Some of the previous Beyond Mapping articles might have found you reaching for your old Stat 101 textbook.  Actually, the concepts used in mapped data analysis are quite simple—it’s the intimidating terminology and “picky, picky” theory that are hard.  The most basic concept involves a number line that is like a ruler with tic-marks for numbers from small to large.  However, the units aren’t always inches, but data units like number of animals or dollars of sales.  If you placed a dot for each data measurement (see top of figure 1), there would be a minimum value on the left (#animals = 0) extending to a maximum value on the right.  The rest of the points would fall on top of each other throughout the data range.

Figure 1.  The distribution of measurements in “data space” is described by its histogram and summarized by descriptive statistics.

To visualize these data, we can look at the number line from the side and note where the measurements tend to pile up.  If the number line is divided into equally spaced “shoots” (like in pinball machine) the measurements will pile up to form a histogram plot of the data’s distribution.  Now you can easily see that most of the measurements fell about midrange.

In statistics, several terms are used to describe this plot and its “central tendency.”  The median identifies the “midway” value with half of the distribution below it and half above it, while the mode identifies the most frequently occurring value in the data set.  The mean, or average, is a bit trickier as it requires calculation.  The total of all the measurements is calculated and then divided by the number of measurements in the data set.

Although the arithmetic is easy (for a tireless computer), its implications are theoretically deep. When you calculate the mean and its standard deviation you’re actually imposing the “standard normal curve” assumption onto the histogram.  The bell-shaped curve is symmetrical with the mean at its center.  For the “normally distributed” data shown in the figure, the fit is perfect with exactly half of the data on either side.  Also note that the mean, mode and median occur at the same value for this idealized distribution of data.

Now let’s turn our attention to the tough stuff—characterizing the data variation about the mean.  When considering variation one must confront the concept of a standard deviation (StDev).  The standard deviation describes the dispersion, or spread, of the data around the mean.  It’s a consistent measure of the variation, as one standard deviation on either side of the mean “captures” slightly more than two-thirds of the data (.683 of the total area under the curve to be exact).  Approximately 95% of all the measurements are included within two standard deviations, and more than 99% are covered by three.

The larger the standard deviation, the more variable is the data, indicating that the mean isn’t very typical.  In GIS applications, a small standard deviation tells you there isn’t much variation in an area of interest.  However, a large standard deviation indicates a lot of variability and using a simple average to characterize the area is likely misleading.

So what determines whether a standard deviation is large or small?  That’s the role of the coefficient of variation (Coffvar).  This semantically-challenging mouthful simply “normalizes” the variation in the data by expressing the standard deviation as a percent of the mean—if it’s large, say over 50%, then there is a lot of variation and the mean is a poor estimator of what’s happening in a mapped area.  Keep this in mind the next time you assign an average value to map features, such as the average tree diameter for each forest parcel, or the average home value for each county.

A large portion of the variation can be “explained” through its spatial distribution.  Figure 2 shows a technique that brings statistics down to earth by mapping the standard normal curve in geographic space.  The procedure first calculates the mean and standard deviation for the typical response in a data set.  The data is then spatially interpolated into a continuous geographic distribution.  A standard normal variable surface is derived by subtracting the mean from the map value at each location (deviation from the typical), then dividing by the standard deviation (normalizing to the typical variation) and multiplying by a hundred to form a percent.  The result is that every map location gets a number indicating exactly how “typical” it is.

Figure 2.  A “standard normal surface” identifies how typical every location is for an area of interest.

The contour lines draped on the SNV surface in the figure show half-StDev steps.

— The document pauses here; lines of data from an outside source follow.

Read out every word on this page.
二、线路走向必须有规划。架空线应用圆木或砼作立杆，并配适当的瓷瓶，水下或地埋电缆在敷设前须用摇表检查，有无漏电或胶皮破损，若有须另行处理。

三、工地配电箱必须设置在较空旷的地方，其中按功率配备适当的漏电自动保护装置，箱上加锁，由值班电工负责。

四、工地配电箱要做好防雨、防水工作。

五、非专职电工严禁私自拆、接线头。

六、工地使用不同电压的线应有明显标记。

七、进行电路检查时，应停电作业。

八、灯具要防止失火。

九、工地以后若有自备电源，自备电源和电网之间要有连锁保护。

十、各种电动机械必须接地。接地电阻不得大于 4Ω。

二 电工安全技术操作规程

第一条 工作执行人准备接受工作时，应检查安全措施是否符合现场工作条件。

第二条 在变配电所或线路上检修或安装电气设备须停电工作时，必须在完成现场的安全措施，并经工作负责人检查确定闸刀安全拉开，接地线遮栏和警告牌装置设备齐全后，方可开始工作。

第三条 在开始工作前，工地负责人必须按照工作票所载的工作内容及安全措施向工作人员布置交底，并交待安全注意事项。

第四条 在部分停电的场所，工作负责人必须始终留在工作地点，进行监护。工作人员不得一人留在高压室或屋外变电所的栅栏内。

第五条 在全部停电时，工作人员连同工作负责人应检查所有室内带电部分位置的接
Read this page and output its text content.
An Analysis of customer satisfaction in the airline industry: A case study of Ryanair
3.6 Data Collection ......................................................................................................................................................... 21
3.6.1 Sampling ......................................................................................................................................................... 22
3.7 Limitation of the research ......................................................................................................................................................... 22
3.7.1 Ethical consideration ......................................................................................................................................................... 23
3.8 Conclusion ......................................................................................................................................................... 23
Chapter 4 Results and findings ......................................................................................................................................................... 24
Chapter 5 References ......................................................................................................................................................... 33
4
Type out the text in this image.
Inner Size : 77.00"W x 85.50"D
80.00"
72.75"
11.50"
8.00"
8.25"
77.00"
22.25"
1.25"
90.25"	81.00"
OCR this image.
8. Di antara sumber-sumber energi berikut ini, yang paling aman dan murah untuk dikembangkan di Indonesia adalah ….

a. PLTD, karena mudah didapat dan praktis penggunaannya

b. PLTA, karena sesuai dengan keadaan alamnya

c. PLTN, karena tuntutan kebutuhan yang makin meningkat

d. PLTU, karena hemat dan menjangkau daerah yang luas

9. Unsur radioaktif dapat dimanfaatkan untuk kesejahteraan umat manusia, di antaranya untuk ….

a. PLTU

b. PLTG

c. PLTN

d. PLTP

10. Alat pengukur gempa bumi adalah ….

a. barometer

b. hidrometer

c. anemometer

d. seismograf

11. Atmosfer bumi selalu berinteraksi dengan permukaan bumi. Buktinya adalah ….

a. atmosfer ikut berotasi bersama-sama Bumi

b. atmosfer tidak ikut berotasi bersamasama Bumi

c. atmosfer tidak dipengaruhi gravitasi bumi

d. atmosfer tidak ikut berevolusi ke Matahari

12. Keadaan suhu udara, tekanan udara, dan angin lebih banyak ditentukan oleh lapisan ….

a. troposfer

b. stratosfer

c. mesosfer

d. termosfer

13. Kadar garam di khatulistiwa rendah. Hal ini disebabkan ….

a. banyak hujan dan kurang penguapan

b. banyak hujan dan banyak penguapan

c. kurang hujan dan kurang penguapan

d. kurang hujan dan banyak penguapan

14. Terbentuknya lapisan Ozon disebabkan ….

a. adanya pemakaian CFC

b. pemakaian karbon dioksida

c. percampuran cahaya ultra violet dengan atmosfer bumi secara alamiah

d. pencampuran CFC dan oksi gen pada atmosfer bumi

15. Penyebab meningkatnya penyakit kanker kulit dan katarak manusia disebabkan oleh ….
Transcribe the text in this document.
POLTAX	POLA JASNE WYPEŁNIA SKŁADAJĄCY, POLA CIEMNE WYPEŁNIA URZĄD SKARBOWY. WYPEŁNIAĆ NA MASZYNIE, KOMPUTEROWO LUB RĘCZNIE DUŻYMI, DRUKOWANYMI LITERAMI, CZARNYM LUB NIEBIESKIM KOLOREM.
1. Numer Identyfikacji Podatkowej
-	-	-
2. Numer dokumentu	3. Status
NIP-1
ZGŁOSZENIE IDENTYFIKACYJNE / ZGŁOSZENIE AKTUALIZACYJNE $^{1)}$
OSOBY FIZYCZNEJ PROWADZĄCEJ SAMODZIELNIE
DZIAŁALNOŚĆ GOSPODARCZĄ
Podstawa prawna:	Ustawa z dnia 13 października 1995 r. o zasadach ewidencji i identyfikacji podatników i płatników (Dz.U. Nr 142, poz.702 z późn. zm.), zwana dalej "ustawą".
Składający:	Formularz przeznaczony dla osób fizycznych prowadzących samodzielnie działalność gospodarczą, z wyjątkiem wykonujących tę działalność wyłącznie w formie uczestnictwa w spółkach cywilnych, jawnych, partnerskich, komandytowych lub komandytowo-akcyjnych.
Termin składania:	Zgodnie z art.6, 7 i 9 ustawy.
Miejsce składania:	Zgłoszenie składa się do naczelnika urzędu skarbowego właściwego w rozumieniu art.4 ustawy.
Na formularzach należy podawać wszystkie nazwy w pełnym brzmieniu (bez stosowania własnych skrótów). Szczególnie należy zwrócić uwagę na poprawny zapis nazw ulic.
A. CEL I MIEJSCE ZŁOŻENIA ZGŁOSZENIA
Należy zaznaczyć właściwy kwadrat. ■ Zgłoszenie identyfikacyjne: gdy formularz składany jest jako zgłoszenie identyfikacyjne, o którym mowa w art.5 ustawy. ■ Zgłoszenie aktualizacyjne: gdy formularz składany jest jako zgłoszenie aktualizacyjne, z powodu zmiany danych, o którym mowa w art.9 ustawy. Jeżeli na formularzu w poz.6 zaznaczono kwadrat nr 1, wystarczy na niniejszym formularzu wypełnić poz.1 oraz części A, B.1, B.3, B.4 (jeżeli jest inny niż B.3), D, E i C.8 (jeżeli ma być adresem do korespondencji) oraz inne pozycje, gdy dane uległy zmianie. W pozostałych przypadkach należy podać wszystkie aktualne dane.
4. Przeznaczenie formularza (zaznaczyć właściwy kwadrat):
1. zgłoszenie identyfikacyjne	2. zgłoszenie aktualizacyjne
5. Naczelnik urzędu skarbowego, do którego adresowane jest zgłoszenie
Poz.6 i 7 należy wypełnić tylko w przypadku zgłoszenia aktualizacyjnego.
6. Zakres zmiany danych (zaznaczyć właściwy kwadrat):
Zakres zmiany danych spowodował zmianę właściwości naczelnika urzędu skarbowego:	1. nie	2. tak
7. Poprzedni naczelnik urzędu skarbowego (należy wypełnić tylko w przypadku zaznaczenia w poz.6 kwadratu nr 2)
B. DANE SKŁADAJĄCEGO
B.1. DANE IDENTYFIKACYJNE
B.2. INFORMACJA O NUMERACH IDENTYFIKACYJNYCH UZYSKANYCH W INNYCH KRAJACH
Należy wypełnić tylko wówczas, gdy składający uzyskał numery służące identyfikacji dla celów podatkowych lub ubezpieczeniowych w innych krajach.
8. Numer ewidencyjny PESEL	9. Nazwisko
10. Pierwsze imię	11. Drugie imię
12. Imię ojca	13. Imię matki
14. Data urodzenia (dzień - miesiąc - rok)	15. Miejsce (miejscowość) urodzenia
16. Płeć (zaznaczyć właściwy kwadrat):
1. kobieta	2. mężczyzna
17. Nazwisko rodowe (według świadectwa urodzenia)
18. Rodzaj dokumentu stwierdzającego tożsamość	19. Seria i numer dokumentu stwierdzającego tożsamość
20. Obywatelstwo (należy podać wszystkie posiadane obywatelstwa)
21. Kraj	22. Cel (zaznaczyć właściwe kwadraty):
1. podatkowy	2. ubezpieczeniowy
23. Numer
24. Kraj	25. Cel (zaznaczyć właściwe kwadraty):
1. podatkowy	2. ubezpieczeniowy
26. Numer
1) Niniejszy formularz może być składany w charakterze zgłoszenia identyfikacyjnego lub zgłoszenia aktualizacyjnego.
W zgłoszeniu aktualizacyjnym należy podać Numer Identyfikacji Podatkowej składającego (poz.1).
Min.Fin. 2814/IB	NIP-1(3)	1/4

Locations that are exactly the same as the mean equate to zero (typical areas).  The high peak in the northeast portion locates an area of unusually high response (>200% of a standard deviation above the mean).  The entire western portion of the map is characterized by responses below the typical, however there are no unusually low areas in this case.  The geographic distribution balances at zero (just as many locations above the mean as below), but the data distribution is not balanced (no unusually low responses).  This condition (asymmetrical data) muddles the standard normal procedure, but that discussion is reserved for techy-types via www.innovativegis.com/basis (select Column Supplements).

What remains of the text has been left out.